2.  **Exact Deduplication:** Added API endpoints (`/api/remove-duplicates/*`) and UI buttons to scan and remove exact string matches from both databases.
3.  **Async Semantic Homogenization:**
    *   Moved the heavy lifting of semantic merging from `wsgi_handler.py` to a background Celery task (`keepa_deals/maintenance_tasks.py`).
    *   Implemented a chunking strategy (batch size 500) to process the list without hitting LLM context limits.
    *   Added a Redis-based status tracking system (`homogenization_status`) so the frontend can poll for progress.
4.  **UI Updates:** Updated `intelligence.html` to include "Remove Duplicates" and "Homogenize" buttons with polling logic.

## Outcome & Next Steps
While the core infrastructure for optimization (caching) and deduplication (async task) has been implemented and verified via unit tests (`tests/test_homogenization.py`, `tests/test_deduplication.py`), the task is considered incomplete due to agent capacity limits.

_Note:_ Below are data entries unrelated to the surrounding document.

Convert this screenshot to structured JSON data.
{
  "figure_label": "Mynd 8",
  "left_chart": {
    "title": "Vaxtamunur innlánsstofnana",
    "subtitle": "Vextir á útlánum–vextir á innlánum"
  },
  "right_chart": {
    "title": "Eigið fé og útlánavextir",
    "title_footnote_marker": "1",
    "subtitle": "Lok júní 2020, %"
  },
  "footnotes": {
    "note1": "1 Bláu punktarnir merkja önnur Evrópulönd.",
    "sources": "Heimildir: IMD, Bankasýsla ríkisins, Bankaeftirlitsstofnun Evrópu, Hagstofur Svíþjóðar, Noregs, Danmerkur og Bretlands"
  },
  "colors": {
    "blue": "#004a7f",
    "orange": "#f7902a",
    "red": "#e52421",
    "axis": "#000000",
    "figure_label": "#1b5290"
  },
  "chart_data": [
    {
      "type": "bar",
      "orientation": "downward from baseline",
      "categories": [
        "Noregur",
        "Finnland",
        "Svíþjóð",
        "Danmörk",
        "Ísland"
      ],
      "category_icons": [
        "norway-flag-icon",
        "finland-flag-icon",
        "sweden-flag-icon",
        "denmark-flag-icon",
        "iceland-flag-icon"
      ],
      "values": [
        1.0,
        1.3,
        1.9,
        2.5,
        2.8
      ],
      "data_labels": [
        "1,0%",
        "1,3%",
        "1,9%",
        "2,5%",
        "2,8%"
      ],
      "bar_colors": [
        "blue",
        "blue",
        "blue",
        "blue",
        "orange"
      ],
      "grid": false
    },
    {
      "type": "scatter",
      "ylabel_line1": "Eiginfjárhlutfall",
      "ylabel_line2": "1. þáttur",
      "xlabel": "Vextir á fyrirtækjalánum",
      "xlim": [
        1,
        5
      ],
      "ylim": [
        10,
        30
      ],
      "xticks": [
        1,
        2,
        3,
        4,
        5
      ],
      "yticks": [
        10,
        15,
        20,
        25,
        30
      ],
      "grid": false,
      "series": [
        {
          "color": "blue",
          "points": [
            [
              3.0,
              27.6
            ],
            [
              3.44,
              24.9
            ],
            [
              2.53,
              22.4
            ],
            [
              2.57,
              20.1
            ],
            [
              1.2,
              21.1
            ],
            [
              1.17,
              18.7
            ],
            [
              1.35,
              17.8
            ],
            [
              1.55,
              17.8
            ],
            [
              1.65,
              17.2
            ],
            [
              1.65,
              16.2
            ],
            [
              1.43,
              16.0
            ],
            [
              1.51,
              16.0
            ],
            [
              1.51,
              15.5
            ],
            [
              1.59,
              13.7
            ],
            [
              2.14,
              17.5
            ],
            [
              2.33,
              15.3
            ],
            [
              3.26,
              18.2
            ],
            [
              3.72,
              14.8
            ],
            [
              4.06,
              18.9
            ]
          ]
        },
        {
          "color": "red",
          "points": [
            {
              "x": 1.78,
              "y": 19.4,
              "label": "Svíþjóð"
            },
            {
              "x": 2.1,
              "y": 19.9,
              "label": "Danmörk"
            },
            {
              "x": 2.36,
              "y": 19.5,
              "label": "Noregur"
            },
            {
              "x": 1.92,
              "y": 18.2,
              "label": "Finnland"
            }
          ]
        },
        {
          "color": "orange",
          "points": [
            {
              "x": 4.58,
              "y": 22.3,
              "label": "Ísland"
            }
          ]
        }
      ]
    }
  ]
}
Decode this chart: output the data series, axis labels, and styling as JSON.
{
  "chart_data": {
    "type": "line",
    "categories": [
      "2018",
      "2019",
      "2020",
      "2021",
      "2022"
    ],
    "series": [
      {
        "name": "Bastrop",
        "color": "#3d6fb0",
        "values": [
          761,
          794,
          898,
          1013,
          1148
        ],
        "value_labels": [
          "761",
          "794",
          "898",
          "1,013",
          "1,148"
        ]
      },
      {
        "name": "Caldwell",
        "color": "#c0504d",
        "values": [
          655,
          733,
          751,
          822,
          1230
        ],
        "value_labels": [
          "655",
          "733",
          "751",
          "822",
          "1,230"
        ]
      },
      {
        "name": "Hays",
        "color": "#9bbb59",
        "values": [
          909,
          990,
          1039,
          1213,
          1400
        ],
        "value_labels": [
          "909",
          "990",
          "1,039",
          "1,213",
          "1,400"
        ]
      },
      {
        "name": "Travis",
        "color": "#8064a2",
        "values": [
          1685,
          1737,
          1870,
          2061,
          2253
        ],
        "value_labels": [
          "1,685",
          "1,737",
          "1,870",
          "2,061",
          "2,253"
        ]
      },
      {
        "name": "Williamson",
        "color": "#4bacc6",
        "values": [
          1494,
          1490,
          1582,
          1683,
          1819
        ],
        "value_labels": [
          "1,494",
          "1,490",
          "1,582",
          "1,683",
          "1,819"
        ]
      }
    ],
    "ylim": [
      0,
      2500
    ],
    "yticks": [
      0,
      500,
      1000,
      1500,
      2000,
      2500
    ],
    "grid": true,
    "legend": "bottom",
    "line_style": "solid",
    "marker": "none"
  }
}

**Remaining Issues/To-Do:**
*   Full end-to-end verification of the async task in the production environment (ensuring the Celery worker picks up the new task definition).
*   Potential further optimization of the Advice generation prompt itself, as reducing database size is only one factor in the 10-12s latency.
*   The `intelligence.json` file updates were excluded from the final commit to preserve data integrity for the next session.

**Note:** This task will be continued in a fresh environment to ensure stability and complete the performance tuning.